Con tales historias atrás, Madrid constituye, desde su origen fabuloso, un relevante espacio de ficción. Convertir en literatura ese Madrid mítico, como un Camelot de leyenda al que, con el transcurrir del tiempo, llegarían la vida cosmopolita, los atascos de circulación y los rascacielos, atraería a cualquier escritor. Y así ocurrió y ocurre. Madrid, desde su propia fábula, se amigó de forma natural con las letras.

A través de los siglos Madrid ha sido paisaje y protagonista de la mejor literatura. Por sus callejas deambularon los clásicos del Siglo de Oro. Era posible encontrar en sus figones al cojitranco Quevedo, al contradictorio Lope, al vitriólico Góngora, al galán Villamediana… Un Cervantes niño estudió en la escuela del maestro López de Hoyos. Pasó el tiempo y patearon Madrid Cadalso, el Duque de Rivas, Mesonero, Ramón de la Cruz… Y brilló Larra. Y brillaron Zorrilla, Campoamor, Hartzenbusch. Tantos otros. Nuestras admiraciones desde los libros escolares. Y luego los del 98, los del 27, los del 36, los del 50, los novísimos (que son ya abuelos), los postmodernos, los de la experiencia, los de la línea clara, y los siguientes… Todas las escuelas poéticas. Trapiello habló de los nietos del 98 y ahora podríamos hablar de los nietos de los novísimos.

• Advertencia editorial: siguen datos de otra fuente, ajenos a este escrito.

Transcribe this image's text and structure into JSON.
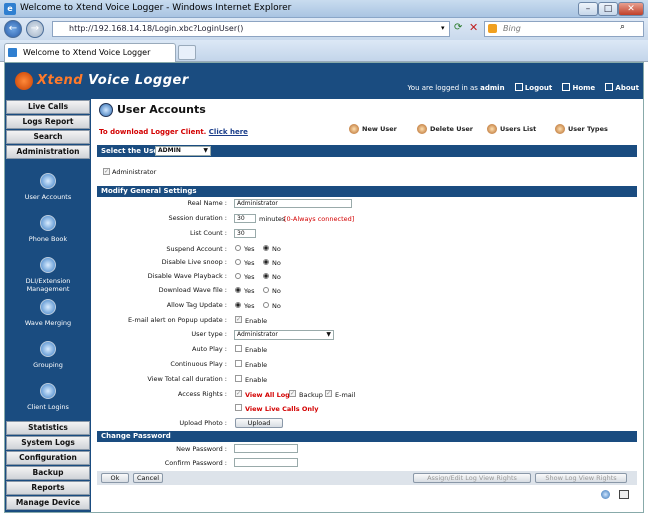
{
  "window": {
    "title": "Welcome to Xtend Voice Logger - Windows Internet Explorer",
    "url": "http://192.168.14.18/Login.xbc?LoginUser()",
    "search_placeholder": "Bing",
    "tab_label": "Welcome to Xtend Voice Logger"
  },
  "header": {
    "brand_part1": "Xtend",
    "brand_part2": "Voice Logger",
    "logged_in_text": "You are logged in as",
    "user": "admin",
    "logout": "Logout",
    "home": "Home",
    "about": "About"
  },
  "sidebar": {
    "top": [
      "Live Calls",
      "Logs Report",
      "Search",
      "Administration"
    ],
    "items": [
      "User Accounts",
      "Phone Book",
      "DLI/Extension Management",
      "Wave Merging",
      "Grouping",
      "Client Logins"
    ],
    "bottom": [
      "Statistics",
      "System Logs",
      "Configuration",
      "Backup",
      "Reports",
      "Manage Device"
    ]
  },
  "main": {
    "title": "User Accounts",
    "download_text": "To download Logger Client.",
    "download_link": "Click here",
    "tools": [
      "New User",
      "Delete User",
      "Users List",
      "User Types"
    ],
    "select_user_label": "Select the User",
    "selected_user": "ADMIN",
    "admin_checkbox": "Administrator",
    "section_general": "Modify General Settings",
    "section_password": "Change Password"
  },
  "form": {
    "real_name_label": "Real Name :",
    "real_name": "Administrator",
    "session_label": "Session duration :",
    "session_value": "30",
    "session_unit": "minutes",
    "session_hint": "[0-Always connected]",
    "list_count_label": "List Count :",
    "list_count": "30",
    "suspend_label": "Suspend Account :",
    "live_snoop_label": "Disable Live snoop :",
    "wave_playback_label": "Disable Wave Playback :",
    "download_wave_label": "Download Wave file :",
    "allow_tag_label": "Allow Tag Update :",
    "yes": "Yes",
    "no": "No",
    "email_alert_label": "E-mail alert on Popup update :",
    "enable": "Enable",
    "user_type_label": "User type :",
    "user_type": "Administrator",
    "auto_play_label": "Auto Play :",
    "continuous_label": "Continuous Play :",
    "total_duration_label": "View Total call duration :",
    "access_rights_label": "Access Rights :",
    "view_all_logs": "View All Logs",
    "backup": "Backup",
    "email": "E-mail",
    "view_live_only": "View Live Calls Only",
    "upload_photo_label": "Upload Photo :",
    "upload_btn": "Upload",
    "new_password_label": "New Password :",
    "confirm_password_label": "Confirm Password :",
    "ok_btn": "Ok",
    "cancel_btn": "Cancel",
    "assign_btn": "Assign/Edit Log View Rights",
    "show_btn": "Show Log View Rights"
  },
  "colors": {
    "banner": "#1a4c80",
    "accent_red": "#d30000"
  }
}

Madrid creció con la literatura, la pintura y la música como equipajes. Así «Escenas Matritenses», de Mesonero; el «Dos de Mayo», de Galdós; «La busca», de Baroja; «El escritor», de Azorín; «Elucidario de Madrid», de Gómez de la Serna; «Madrid de Corte a checa», de Foxá; «La Colmena», de Cela; «Travesía de Madrid», de Umbral. «La carga de los mamelucos», de Goya; los paisajes luminosos de Beruete o Martínez Novillo; las dos escuelas de Vallecas con Benjamín Palencia, San José y Álvaro Delgado; el mágico retrato urbano de Eduardo Vicente o el realista de Antonio López. «La verbena de la Paloma», con su lenguaje chulapo a veces descreído de sí mismo; «Pongamos que hablo de Madrid», de Sabina, tan rompedora.

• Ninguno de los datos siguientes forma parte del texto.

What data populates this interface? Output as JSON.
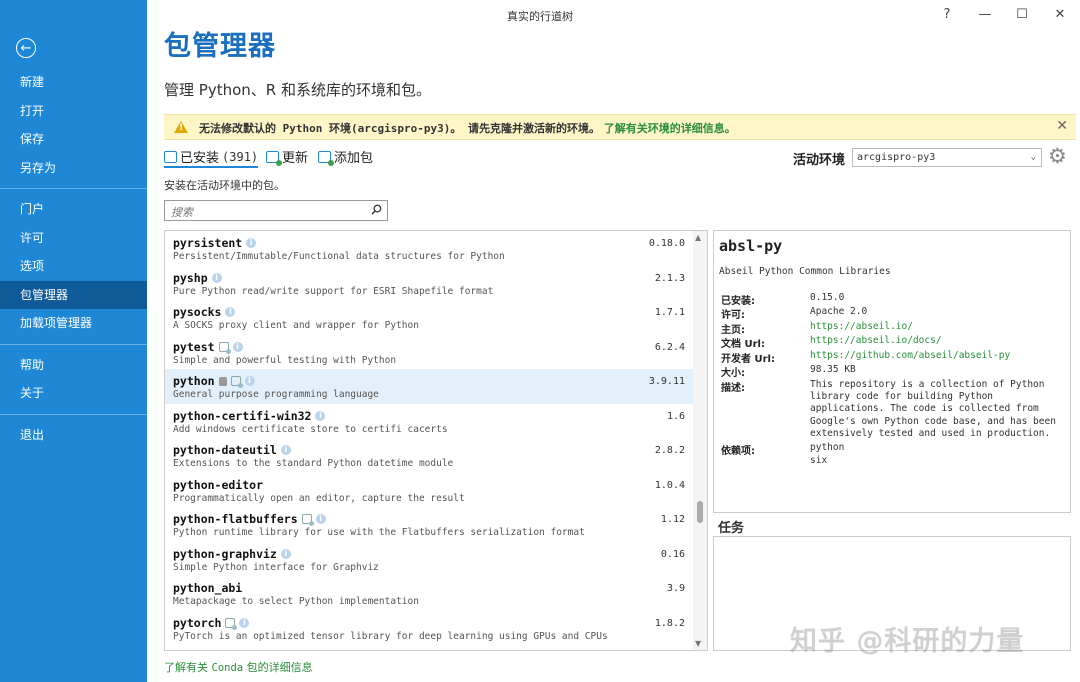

Es inabarcable la visión de Madrid como motivo de creación; siempre se quedará corta. Madrid es tanto Madrid que el madrileño, aunque nacido en otro lugar, habla de «los Madriles». Porque Madrid es un todo y sus rincones. Las viejas corralas, el mentidero en las gradas de San Felipe, la Puerta de Alcalá, el Rastro, el mercado de la Cebada, el Buen Retiro… Y sus gentes. Madrid está en los poemas de Carrere, en los artículos de Larra y en las reflexiones de Ortega.

Madrid se ha hecho literatura haciendo historia. Así su heroica resistencia el Dos de Mayo, sus motines, como el de Esquilache, su temor ante la carlistada que llegó a sus puertas, su dolor hambriento de pan negro y lentejas con bicho de la guerra civil. Madrid no se ha dado descanso; a todos recibe como a hijos. Custodia su imán singular. Recuerdo un viaje con Ángel González a una aldea llamada Madrid en Nuevo México, en el camino de Albuquerque a Santa Fe, y cómo el gran poeta, asturiano pero madrileño al fin, se emocionaba ante el desvencijado cartelón, plantado en un paisaje desértico, en el que se leía sólo una palabra: Madrid.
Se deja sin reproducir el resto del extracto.